July Challenge Results and NEW Challenges!Disclosure: This post may contain affiliate links, which means I may receive a commission if you click a link and purchase something. I only include links for products and services I love and believe in. Please check out my disclosure policy for more details!
It’s now a few days into August, and time to report on my progress with the July challenge. To recap, here were the rules we set up:
Americans eat about 40% of their meals outside of the home, and the French eat about 20% of their meals outside of the home, so our goal was to eat 10% of our meals outside of the home. For the 93 meals we would be eating, we gave ourselves 9 cheat meals.
Most of the cheat meals took place on a weekend when I was out of town and my fiance was in a race. Even with those, we ended up using 6 cheat meals out of 9, and were well under our goal.
Now, not every day was perfect. Sometimes we had to resort to frozen or semi-prepared things from the grocery store. However, those days were few and far between. If we count them, I think we got to 8 out of 9. Still under!
We ended up making a lot of things at home that we would normally just buy from the store. After the success we had making peanut butter and hummus, I don’t think I’m allowed to buy them any more.
Having a thriving garden is also helping quite a bit. We currently have an abundance of kale, spinach, lettuce, and lots of tasty beans, with untold amounts of cucumbers and tomatoes on the way.
So, after the July challenge, did we go out and buy food right away?

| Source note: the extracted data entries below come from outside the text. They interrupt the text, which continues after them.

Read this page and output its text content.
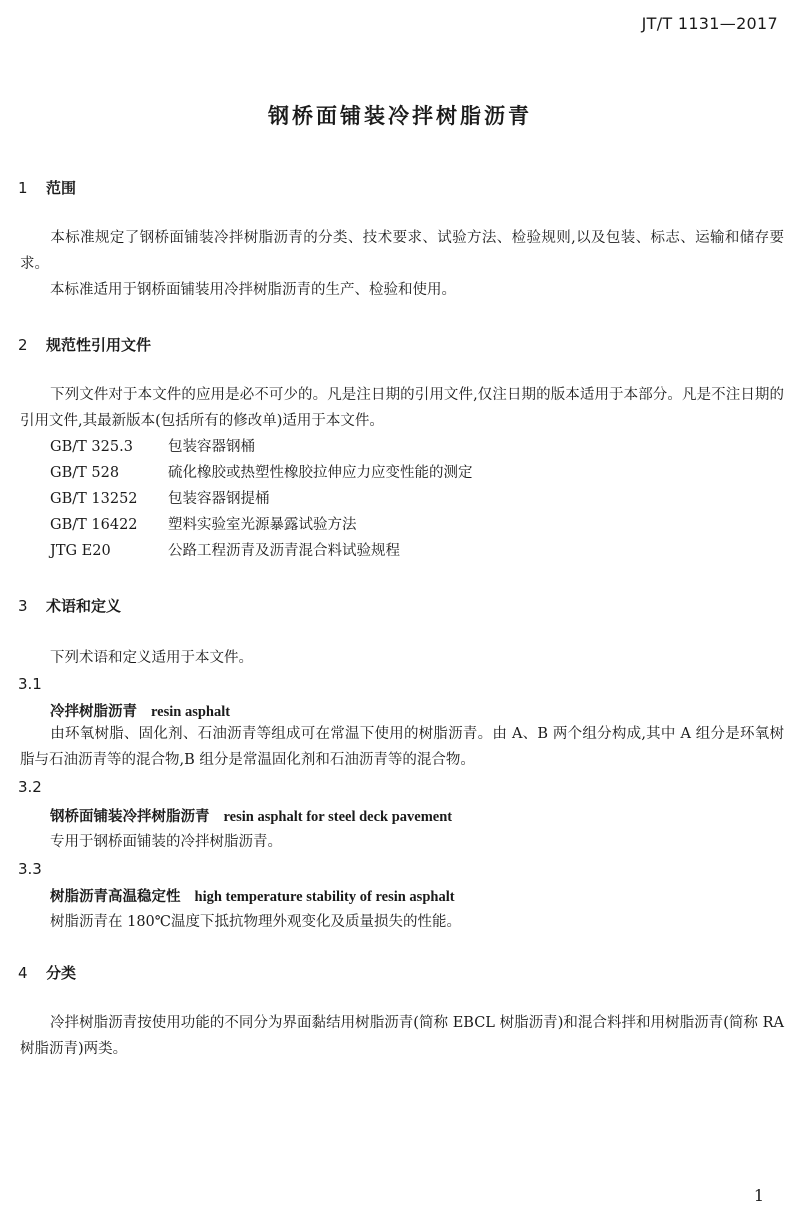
JT/T 1131—2017
钢桥面铺装冷拌树脂沥青
1 范围
本标准规定了钢桥面铺装冷拌树脂沥青的分类、技术要求、试验方法、检验规则,以及包装、标志、运输和储存要求。
本标准适用于钢桥面铺装用冷拌树脂沥青的生产、检验和使用。
2 规范性引用文件
下列文件对于本文件的应用是必不可少的。凡是注日期的引用文件,仅注日期的版本适用于本部分。凡是不注日期的引用文件,其最新版本(包括所有的修改单)适用于本文件。
GB/T 325.3 包装容器钢桶
GB/T 528	硫化橡胶或热塑性橡胶拉伸应力应变性能的测定
GB/T 13252 包装容器钢提桶
GB/T 16422 塑料实验室光源暴露试验方法
JTG E20	公路工程沥青及沥青混合料试验规程
3 术语和定义
下列术语和定义适用于本文件。
3.1
冷拌树脂沥青 resin asphalt
由环氧树脂、固化剂、石油沥青等组成可在常温下使用的树脂沥青。由 A、B 两个组分构成,其中 A 组分是环氧树脂与石油沥青等的混合物,B 组分是常温固化剂和石油沥青等的混合物。
3.2
钢桥面铺装冷拌树脂沥青 resin asphalt for steel deck pavement
专用于钢桥面铺装的冷拌树脂沥青。
3.3
树脂沥青高温稳定性 high temperature stability of resin asphalt
树脂沥青在 180℃温度下抵抗物理外观变化及质量损失的性能。
4 分类
冷拌树脂沥青按使用功能的不同分为界面黏结用树脂沥青(简称 EBCL 树脂沥青)和混合料拌和用树脂沥青(简称 RA 树脂沥青)两类。
1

Yes and no. We picked up some bagels for breakfast and had food truck meals for dinner, but during the weekend, I made cherry pie filling (more on that in a future post), banana bread, steel-cut oats (a new recipe coming soon!) and lots of other homemade goodies. I also picked up blueberries with plans to preserve them in a week or so.
Needless to say, the practices adopted in the challenge aren’t going anywhere. We learned that high-yield, low-maintenance foods ruled when you had a lot to do (veggie burgers, large batches of soup, and vegan wellingtons FTW) and grilling is also super easy when you’re trying to figure out what to make. We also saved a ton of money and spent more time prepping food together, which made my fiance happy for more than one reason.
We had so much fun with the challenge that we’re looking forward to doing more. Not sure where to turn next, I looked at 100 Days of Real Food to get some inspiration. She’s got 100 days of mini-pledges where you can pledge to take 14 different steps towards eating whole, with a new one every week. I’m looking forward to taking all of them on (and I think he’ll be taking on almost all of them.
We’re doing the challenges slightly out of order to best take advantage of peak produce season, so here’s my order:
- Week 1 (8.11) – Eat 2 fruits or vegetables per meal
- Week 2 (8.18) – Eat local foods
- Week 3 (8.25) – Eat locally-raised meat (minimal consumption)
- Week 4 (9.1) – Drink “real” beverages
- Week 5 (9.8) – No fast food or deep-fried foods
- Week 6 (9.15) – Try two new whole foods
- Week 7 (9.22) – No low-fat, lite, or nonfat products
- Week 8 (9.29) – 100% whole grain
- Week 9 (10.6) – Stop eating when you feel full
- Week 10 (10.13) – No refined sweeteners
- Week 11 (10.20) – No refined oils
- Week 12 (10.27) – No sweeteners
- Week 13 (11.3) – Nothing artificial
- Week 14 (11.10) – No more than 5 ingredients
This blog post got a little long-winded, but I’ll post a recap of upcoming challenges next week as I prepare for week 1 and then after each week with the results of each challenge. I hope you follow along with me, at least for a week or two.
Which challenge seems the hardest to you? Which seems the easiest?